Tata Sons may look to set aside $5 billion to invest into its group companies over a period of time to counter any short-term liquidity challenges that may arise due to the cost pressures post COVID-19 pandemic.

"The group wants to have a strategy in place to ensure that the group companies don't see a severe impact," said a source aware of the development.

"They are looking to set aside up to $5 billion that can be invested into its companies should there be cost pressure. At this stage though things are very volatile. So it's not necessary that they may invest the entire amount. It will be based on how the situation progresses in the days to come," he added.

The group is looking to invest the amount as per the needs in the time frame of one to two years.
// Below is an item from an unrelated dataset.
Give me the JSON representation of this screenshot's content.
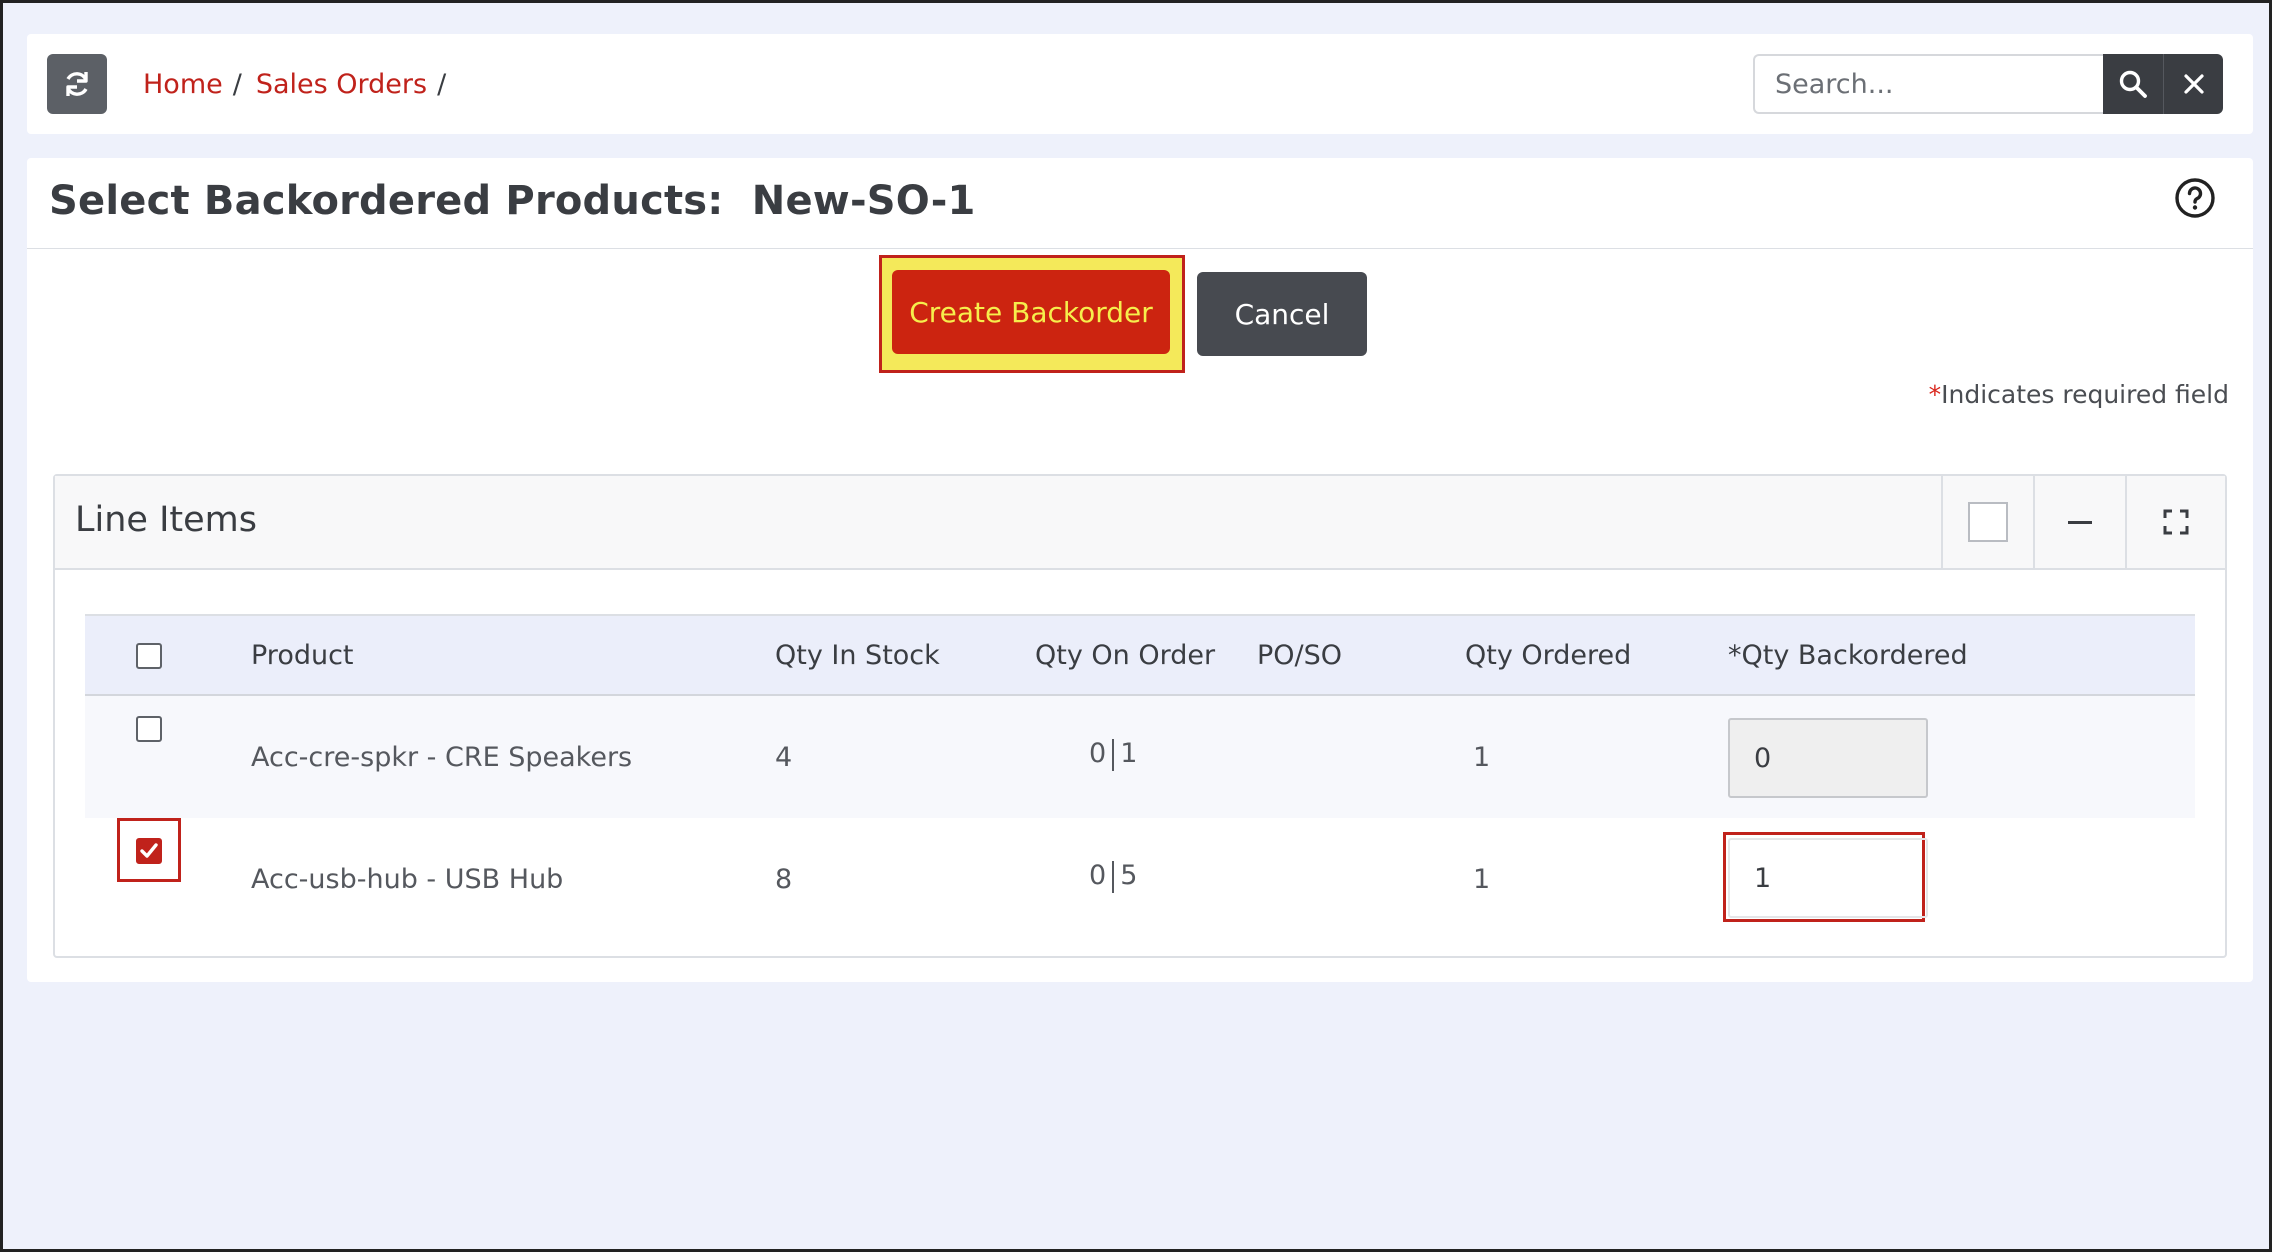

"They are exploring options to raise funds should the need arise," added another banker who did not want to be named. "In the short to medium term, Tata Sons may look to raise up to $2 billion and are exploring two routes - RCF (Revolving Credit Facility) and ECBs (External commercial borrowings) to raise capital. They may break this up into both options. They could look at raising $1 billion via RCF (Revolving Credit Facility) and another $1 billion via ECB's (External Commercial Borrowings). For the possibility of the RCF, some foreign banks are already in discussion with the group," he explained.

These are just the options being explored at this point. The group, the banking official added, is looking at all options of raising funds where needed.

The sources added that while the capital will be deployed across group companies, a significant portion may be deployed into Jaguar Land Rover, Tata Steel and the consumer-facing businesses that have been hit by the impact of COVID 19.

Tata Motors recently announced that it has temporary halted production for JLR. Tata Steel has also been hit by severe demand crunch, specially in Europe that may lead to job cuts in some areas.

However, the banking source added that the consumer companies were more resilient and may not need as much infusion. "All the consumer-facing businesses are resilient and while the pressure on the business due to the pandemic is inherent, in the medium to long term the group expects them to bounced back. The big hit is in businesses that were already facing the brunt of global economic headwinds before the pandemic," added the source.

Tata group stocks, especially Tata Steel & Tata Motors, rose in trade today on the news.